これは一種の意思表示でもあった。必要以上に入り込んでくるな、と。私は9組の隊長になるまで色々なものを見てきた。この仕事を選び、隊長になった事を後悔はしていないが思った以上に闇は深かった。0組も任務でそこに片足を突っ込むとはいえ、それ以上こちら側には来てほしくは無かった。


「さて、その話は置いといて……結構時間経っちゃったわね…」

「おうそうだな、早く昼飯食べようぜ。」

「長話になっちゃってすみません!」

「いいのよ、デュースのせいじゃないわ。」

デュースは律儀だ。気遣いのできる人間である。ナギにもこの10分の1ぐらいの気遣いがあればましなのに。隣のヘラヘラ笑う金髪を軽く睨んだ。
気付けば昼には少し遅い時間になっていて、お腹が空いてしまったなと頼みに行こうとしたその時、携帯連絡端末、COMMの呼び出し音が鳴り響いた。
ユヅキはサッと0組の皆に背を向け、応答する。

"はい"

"緊急通達だ。八席議会の戦時下措置において四課の代表としてお前に臨時席を与える。至急会議室に来い"

"…了解しました"

COMMから聴こえてきたのは出来れば聞きたくない軍令部長の声だった。ユヅキはああこれは夕飯すら食べられないかもな、とげんなりする。

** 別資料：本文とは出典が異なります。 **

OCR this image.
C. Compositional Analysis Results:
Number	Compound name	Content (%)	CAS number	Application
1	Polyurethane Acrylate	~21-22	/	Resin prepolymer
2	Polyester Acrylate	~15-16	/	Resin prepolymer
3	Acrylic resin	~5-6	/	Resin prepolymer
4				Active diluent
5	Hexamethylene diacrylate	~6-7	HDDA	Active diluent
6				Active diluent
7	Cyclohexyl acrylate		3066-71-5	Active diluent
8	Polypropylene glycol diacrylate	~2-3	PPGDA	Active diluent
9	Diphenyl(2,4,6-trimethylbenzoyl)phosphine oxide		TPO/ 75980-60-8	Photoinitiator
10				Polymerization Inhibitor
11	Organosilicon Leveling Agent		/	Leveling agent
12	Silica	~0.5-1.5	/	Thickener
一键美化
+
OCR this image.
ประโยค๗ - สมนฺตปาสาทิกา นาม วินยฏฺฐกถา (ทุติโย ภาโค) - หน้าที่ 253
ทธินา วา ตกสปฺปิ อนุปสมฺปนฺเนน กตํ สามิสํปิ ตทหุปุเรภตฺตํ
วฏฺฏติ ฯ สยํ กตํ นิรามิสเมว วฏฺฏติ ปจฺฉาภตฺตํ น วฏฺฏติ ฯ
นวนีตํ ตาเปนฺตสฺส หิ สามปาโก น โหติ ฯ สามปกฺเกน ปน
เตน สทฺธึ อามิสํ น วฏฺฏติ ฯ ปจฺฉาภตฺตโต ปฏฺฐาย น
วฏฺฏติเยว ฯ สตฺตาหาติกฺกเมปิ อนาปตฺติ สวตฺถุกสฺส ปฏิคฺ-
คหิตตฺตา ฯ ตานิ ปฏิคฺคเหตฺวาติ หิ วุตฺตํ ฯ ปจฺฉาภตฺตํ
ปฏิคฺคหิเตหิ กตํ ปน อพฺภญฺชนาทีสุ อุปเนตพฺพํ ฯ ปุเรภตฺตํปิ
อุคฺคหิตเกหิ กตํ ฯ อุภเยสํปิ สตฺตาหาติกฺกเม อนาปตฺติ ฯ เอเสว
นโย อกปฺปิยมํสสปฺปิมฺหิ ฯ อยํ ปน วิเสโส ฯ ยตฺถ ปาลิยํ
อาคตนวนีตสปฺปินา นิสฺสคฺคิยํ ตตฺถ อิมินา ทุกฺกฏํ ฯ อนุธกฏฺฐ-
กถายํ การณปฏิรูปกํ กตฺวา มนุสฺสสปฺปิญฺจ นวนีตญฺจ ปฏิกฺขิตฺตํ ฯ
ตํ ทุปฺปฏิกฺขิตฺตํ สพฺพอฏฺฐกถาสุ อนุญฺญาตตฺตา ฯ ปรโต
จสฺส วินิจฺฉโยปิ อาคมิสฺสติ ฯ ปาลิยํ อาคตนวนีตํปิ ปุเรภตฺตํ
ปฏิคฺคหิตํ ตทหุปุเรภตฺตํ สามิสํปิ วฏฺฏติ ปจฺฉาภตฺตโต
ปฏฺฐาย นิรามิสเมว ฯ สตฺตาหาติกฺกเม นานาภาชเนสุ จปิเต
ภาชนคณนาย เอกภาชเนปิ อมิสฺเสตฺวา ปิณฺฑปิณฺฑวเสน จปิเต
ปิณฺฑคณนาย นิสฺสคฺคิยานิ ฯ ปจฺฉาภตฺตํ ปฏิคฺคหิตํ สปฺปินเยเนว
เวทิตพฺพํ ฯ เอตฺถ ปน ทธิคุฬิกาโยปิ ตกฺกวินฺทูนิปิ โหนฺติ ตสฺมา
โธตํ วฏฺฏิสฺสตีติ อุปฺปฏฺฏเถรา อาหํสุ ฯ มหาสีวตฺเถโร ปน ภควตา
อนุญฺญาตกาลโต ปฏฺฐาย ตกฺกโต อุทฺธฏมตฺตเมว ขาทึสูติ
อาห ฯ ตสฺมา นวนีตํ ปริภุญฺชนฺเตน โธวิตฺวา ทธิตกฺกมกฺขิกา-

「ああナギ、少しばかり用事ができたわ。私はもう行くけど、くれぐれも0組にあることない事吹き込まないでよ。」

「おいおい俺がそんな人間にみえるか?」

「今までの行動自分で省みることをお勧めするわ。それじゃ0組のみんなも、またね。」


みんなに小さく手を振り別れを告げ、素早くサロンを後にする。
そしてユヅキは人が居ない道へとスッと消えていった。